Moving forward, the Fund recommended certain measures be taken to safeguard Guyana’s foreign reserves. It noted the role that maintaining exchange rate flexibility, which is a monetary policy determined by supply and demand, could play in this regard. The Fund also alluded to providing technical assistance.
“Exchange rate flexibility could play a greater role as part of the monetary policy framework for managing large and potentially volatile foreign inflows from oil production,” the IMF said in its report.
“Over the medium-term, developing the necessary infrastructure, supported by IMF Technical Assistance, for a suitable monetary policy framework with increased exchange rate flexibility would facilitate economic expansion and adjustment to oil price shocks while maintaining price stability and safeguarding foreign reserves”.
It was recorded last year that Guyana’s net foreign reserves, held by the central bank in foreign currency notes, had fallen to its lowest point since 2008, a recent report from the bank has highlighted.
In March of 2018, the foreign reserves stood at US$498.5M. In contrast, the reserves in 2012 stood at US$825M.

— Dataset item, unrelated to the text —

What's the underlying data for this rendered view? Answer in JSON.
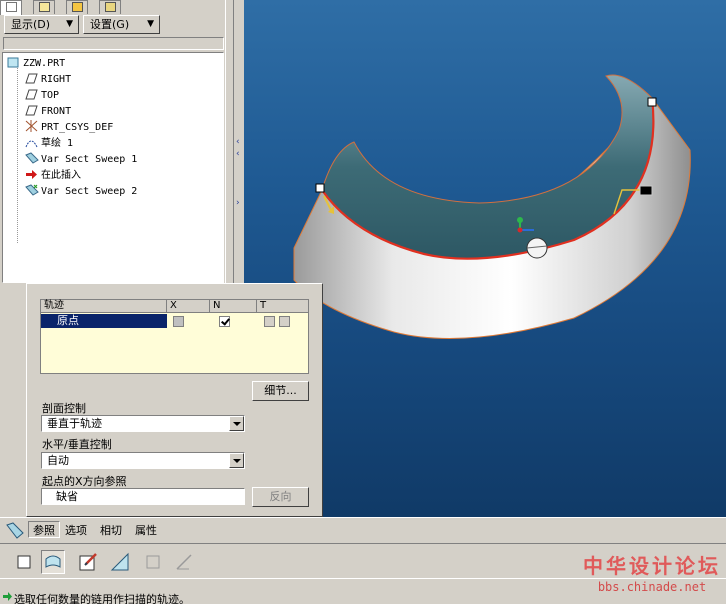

A perusal of the Bank of Guyana’s statistical abstract shows that from the lows of US$298.8 million ten years ago, Guyana’s foreign reserves were built up to 2012’s sum and then it started dropping— going to US$751.2 million in 2013 and US$652.2 million in 2014.
The slide continued with the foreign reserves being recorded at US$594.7 million at the end of 2015, before picking up in January of 2016 and being recorded at US$621.1 million. While the year 2016 saw the reserves fluctuate, it never strayed below the US$500 million mark until the end of the year.
In 2017, the reserves plunged well into the US$500 million range. By November of last year, the reserves were recorded at US$562 million and as of March 2018, for the first time since 2008, the net foreign reserves fell below the US$500 million benchmark.
As of this year, the Ministry of Finance’s mid-year report had found that total reserves at the Bank of Guyana were $75.3 billion.